= Impartial culture =

Probabilistic model

Impartial culture (IC), or the culture of indifference, is a probabilistic model used in social choice theory for analyzing ranked voting method rules.

The model is understood to be unrealistic, and not a good representation of real-world voting behavior, however, it is useful for mathematical comparisons of voting methods under reproducible, worst-case scenarios.

The model assumes that each voter provides a complete strict ranking of all the candidates (with no equal rankings or blanks), which is drawn from a set of all possible rankings. For $m$ candidates, there are $m!$ possible strict rankings (permutations).

There are three variations of the model that use different subsets of the full set of possible rankings, so that different election permutations are drawn with different probabilities:

== Impartial culture ==
This model assumes that each voter's ranking is randomly selected from a uniform distribution. If these are chosen by $n$ voters, there are thus $m!^n$ possible elections ("preference profiles").
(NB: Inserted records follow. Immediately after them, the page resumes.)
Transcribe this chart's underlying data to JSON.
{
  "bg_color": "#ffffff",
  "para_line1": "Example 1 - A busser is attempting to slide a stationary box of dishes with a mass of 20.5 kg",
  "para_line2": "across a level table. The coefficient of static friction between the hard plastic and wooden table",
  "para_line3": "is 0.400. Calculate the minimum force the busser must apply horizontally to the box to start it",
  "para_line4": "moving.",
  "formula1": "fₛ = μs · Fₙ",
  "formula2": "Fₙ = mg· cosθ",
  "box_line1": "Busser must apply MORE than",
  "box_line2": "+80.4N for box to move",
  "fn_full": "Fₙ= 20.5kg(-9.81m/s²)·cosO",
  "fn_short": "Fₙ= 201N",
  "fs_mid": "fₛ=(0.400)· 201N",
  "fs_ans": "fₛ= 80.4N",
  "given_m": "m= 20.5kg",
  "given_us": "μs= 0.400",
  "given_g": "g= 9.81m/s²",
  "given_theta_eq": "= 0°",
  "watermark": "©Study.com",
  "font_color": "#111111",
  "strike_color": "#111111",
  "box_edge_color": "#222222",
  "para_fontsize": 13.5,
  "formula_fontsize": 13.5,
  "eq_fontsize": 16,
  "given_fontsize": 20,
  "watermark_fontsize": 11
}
== Impartial anonymous culture ==
This reduces the set of possible elections by eliminating those that are equivalent if the voter identities are unknown. For example, the two-candidate, three-voter election {A>B, A>B, B>A} is equivalent to the election where the second and third voters swap votes: {A>B, B>A, A>B}, and so all variations on this set of votes are only included once. The set of all such elections is called the anonymous equivalence class (AEC), and if the strict rankings are being chosen by $n$ voters, there are $\left ( \frac {n+m!-1} {m!-1} \right )$ possible elections.

This is also referred to as the "Dirichlet" or "simplex" model.

== Impartial, anonymous, and neutral culture ==
This reduces the set of possible elections further, by eliminating those that are equivalent if the candidate identities are unknown. For example, the two-candidate, three-voter election {A>B, A>B, B>A} is equivalent to the election where the two candidates are swapped: {B>A, B>A, A>B}.